En la terracita del bar del pueblo (hay otro en el polígono), la paraguaya Rosa Godoy se toma a sorbos su tereré, la preparación de yerba mate propia de su país. Ella y su esposo se hicieron cargo de la taberna en abril y planean mudarse al pueblo con sus cuatro hijos, toda una inyección demográfica para Gizaburuaga. Tras la barra, con pintxos muy elogiados por los parroquianos de Lekeitio y Aulesti, está en este momento el marido, David Aristiqui («el apellido vendrá de algún vasco que fue a la Argentina y se encontró con mi bisabuela», se ríe). «Pueblo pequeño, corazón grande -elogia-. Esto es muy familiar y todos se ayudan. ¡Y ahora hay un bar muy bueno!».
Nabarniz (244 habitantes)
Dice Ugaitz Oñarteetxebarria que una de las ventajas de vivir en un pueblito como Nabarniz es que puedes salir a la calle tal como estás en casa, pero eso no tiene en cuenta la posibilidad de cruzarse con dos reporteros en el camino desde su barrio, Merika, al núcleo central de la localidad, Elexalde.
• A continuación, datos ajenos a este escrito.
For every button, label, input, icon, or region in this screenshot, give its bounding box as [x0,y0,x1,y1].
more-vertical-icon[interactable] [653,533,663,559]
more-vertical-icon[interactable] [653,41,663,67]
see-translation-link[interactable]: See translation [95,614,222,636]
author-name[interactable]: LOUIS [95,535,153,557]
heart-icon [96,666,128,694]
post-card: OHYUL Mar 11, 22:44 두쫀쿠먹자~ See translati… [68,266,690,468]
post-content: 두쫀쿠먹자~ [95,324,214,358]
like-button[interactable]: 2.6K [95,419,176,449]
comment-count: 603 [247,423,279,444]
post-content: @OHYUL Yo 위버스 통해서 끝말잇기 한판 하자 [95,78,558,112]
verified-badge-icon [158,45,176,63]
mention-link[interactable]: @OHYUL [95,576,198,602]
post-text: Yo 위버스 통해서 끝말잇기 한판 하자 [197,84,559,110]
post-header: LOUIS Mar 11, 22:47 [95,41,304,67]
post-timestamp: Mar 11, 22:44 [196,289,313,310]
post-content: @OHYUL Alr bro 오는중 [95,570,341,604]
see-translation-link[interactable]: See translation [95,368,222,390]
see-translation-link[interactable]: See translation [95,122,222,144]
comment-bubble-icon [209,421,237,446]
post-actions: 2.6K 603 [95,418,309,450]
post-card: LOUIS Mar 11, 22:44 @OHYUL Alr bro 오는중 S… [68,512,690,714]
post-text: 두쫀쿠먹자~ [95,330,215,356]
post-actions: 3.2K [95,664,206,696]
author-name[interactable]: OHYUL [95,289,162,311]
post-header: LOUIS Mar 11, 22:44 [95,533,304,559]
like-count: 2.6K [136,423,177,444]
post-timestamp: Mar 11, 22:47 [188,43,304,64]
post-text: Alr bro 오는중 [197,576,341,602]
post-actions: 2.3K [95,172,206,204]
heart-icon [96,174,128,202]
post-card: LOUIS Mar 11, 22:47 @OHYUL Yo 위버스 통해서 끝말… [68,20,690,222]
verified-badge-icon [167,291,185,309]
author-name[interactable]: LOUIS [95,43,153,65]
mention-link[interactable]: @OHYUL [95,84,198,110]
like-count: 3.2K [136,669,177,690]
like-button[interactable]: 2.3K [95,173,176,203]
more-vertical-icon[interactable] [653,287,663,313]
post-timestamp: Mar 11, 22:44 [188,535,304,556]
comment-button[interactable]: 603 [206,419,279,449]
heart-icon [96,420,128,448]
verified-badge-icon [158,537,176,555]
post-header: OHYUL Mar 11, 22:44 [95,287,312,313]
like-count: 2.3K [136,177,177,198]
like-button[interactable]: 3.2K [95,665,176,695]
El joven y su perra Nala, en pleno paseo matutino, son el único signo de vida en este entorno de postal, como un ejemplo práctico de las ventajas y desventajas de residir en un pueblo tan pequeño: «Aquí hay muchísima tranquilidad y duermes con la ventana abierta. La contrapartida es que tienes que moverte para todo a Gernika, como mínimo». Hay tres bares, lo suficiente para «dar una vueltilla», pero lo habitual sigue siendo buscar la diversión fuera. ¿Y el trabajo? «Aquí los que más trabajan son los bares», resume Ugaitz, que está en el paro.
Serán los que más trabajan, pero a ratos. Los forasteros acuden al Aboitiz, muy renombrado por sus alubias, pero se lo encuentran cerrado. En la Herriko Taberna atiende Iñaki Bilbao, que lleva veintitantos años en el pueblo y ha tenido tiempo de comprobar los pros y los contras de esta vida: «Lo mejor es la tranquilidad. Lo peor, lo que conlleva esa tranquilidad. Yo me puedo pasar el día aquí, muerto de risa: dentro de veinte minutos vendrá uno -asegura, conocedor de las rutinas de sus habituales-. Y la cobertura, por ejemplo, no es que sea mala: es pésima».
Al ver a Félix Legarreta y Bego Garate sentados delante de su caserío, en el barrio de Ikazurieta, uno se imagina una larga vida compartida en este rincón apartado de Busturialdea, pero es otro de tantos clichés erróneos. Los dos crecieron en caseríos (él en Fruiz y ella en Natxitua), pero la parte central de su biografía tuvo por escenario el barrio bilbaíno de Santutxu, ya que Félix trabajó 43 años en una carpintería de Iturribide. Cuando se jubiló, hace un par de décadas, buscaron un caserío asequible y acabaron aquí, rodeados de flores y pájaros, así que son árbitros ideales para comparar lo urbano y lo rural. ¿Qué echan de menos? «¡El metro! Es la mejor obra que he conocido. A ver cuándo nos hacen uno aquí», bromea Bego. ¿Qué hay de las tiendas? «Voy preparando la lista durante la semana y luego vamos al Eroski de Gernika». ¿El médico? «Mucho mejor que en Bilbao, porque te atiende una hora si te hace falta. En Nabarniz, en Ereño o en Arratzu. En Bilbao te despachan muy rápido», reprocha Félix. Aquí, además, la pareja disfruta de lujos cotidianos como el nido de herrerillos en su ventana o el pan y el periódico a domicilio: «A las nueve y pico lo tengo aquí y puedo ponerme a almorzar. A ver quién puede decir lo mismo en Bilbao».